How to Keep Employees Secure with Factor-Based Authentication
Security was also a key theme throughout VMworld, and it’s no wonder: IBM’s Cost of a Data Breach Report for 2021 found that an average breach costs organizations about $4.24 million — and that for organizations lacking mature zero-trust security strategies, the cost is more than $5 million.
Traditional perimeter security, the chief alternative to zero trust, “has not stood the test of time,” explained Paul Schrynemeeckers, a senior engineering consultant with CDW, because threat actors have become adept at “gaining a foothold in corporate networks through compromised systems or stolen credentials.” Consequently, Schrynemeeckers said, “organizations are investing a lot in security outside their domain, such as factor-based authentication, and are seeking to get a more holistic view of their security landscape inside and outside the environment.”
Unlike perimeter-based security, which trusts people and devices already inside a network, zero trust is a framework that requires users and devices to verify their identity to access different network resources, even if they’re already inside, explained Nelson Carreira, an enterprise architect with CDW.

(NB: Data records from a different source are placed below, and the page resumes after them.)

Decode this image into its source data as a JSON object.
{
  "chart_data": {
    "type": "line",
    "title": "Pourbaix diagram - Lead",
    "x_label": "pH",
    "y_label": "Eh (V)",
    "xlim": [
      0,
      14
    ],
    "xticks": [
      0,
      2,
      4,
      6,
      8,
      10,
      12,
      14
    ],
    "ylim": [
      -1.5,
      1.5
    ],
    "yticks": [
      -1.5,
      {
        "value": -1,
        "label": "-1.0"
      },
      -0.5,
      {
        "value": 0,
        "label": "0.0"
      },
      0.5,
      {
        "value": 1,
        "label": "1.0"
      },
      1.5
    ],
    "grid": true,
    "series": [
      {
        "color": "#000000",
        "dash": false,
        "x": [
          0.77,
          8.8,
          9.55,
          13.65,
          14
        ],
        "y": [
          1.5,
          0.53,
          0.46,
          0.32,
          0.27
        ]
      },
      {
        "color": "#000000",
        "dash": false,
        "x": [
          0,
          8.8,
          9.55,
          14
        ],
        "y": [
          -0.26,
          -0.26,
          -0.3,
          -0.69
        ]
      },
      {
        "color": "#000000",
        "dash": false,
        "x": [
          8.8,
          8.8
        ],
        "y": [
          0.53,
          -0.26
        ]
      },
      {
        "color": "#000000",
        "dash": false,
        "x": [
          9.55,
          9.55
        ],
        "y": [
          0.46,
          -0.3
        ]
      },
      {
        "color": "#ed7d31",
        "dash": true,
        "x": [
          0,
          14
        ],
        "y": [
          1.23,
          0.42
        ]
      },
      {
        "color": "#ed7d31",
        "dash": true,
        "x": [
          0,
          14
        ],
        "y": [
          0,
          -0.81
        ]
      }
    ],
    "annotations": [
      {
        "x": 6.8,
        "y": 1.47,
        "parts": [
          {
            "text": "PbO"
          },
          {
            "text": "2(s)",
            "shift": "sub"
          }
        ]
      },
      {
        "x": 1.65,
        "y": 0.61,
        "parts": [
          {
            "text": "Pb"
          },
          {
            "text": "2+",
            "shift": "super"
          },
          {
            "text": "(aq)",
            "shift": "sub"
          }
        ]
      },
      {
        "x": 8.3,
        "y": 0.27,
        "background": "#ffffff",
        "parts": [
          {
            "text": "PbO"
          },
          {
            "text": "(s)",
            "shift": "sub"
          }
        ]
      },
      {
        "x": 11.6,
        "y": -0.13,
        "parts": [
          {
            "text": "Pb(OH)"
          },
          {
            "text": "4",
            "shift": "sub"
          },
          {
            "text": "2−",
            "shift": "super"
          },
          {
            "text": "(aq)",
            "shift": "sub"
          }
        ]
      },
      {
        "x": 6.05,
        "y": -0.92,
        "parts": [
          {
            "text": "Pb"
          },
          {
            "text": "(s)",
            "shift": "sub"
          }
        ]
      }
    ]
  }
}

A key step toward zero trust, Carreira said, is deploying factor-based authentication, which requires users to authenticate their identity with more than just a username and password, most often by responding to a push notification on their phone. Organizations can now easily deploy factor-based authentication through an integration between VMware’s Workspace ONE and the Okta Identity Cloud.
“It’s actually not complicated for users,” he said. “You can test what the workflow will look like before implementing it organizationwide, and once it’s implemented properly, the experience is very easy for users.”

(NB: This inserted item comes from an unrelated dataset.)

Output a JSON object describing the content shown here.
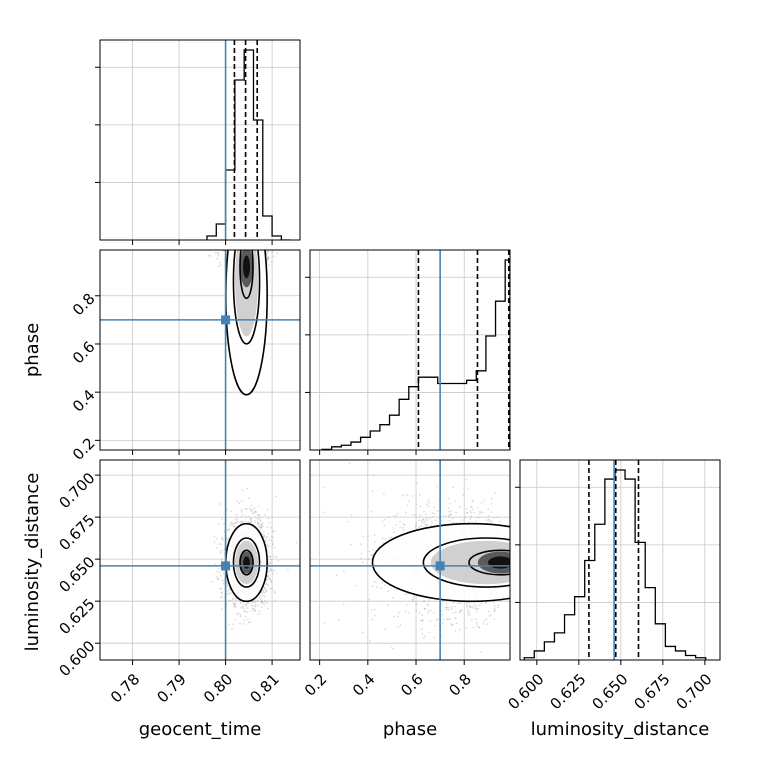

For example, an adult-beverage company that has employees all over the world needed to increase its security posture but had struggled in a previous attempt to roll out factor-based authentication. “So we implemented the integration between Okta and Workspace ONE,” Schrynemeeckers explained. “We implemented both factor-based authentication and mobile single sign-on, and we took time to discuss what the workflow would look like with MFA so they understood how it would look in different use cases. We rolled it out slowly, to small groups at first, so there wasn’t a big impact.”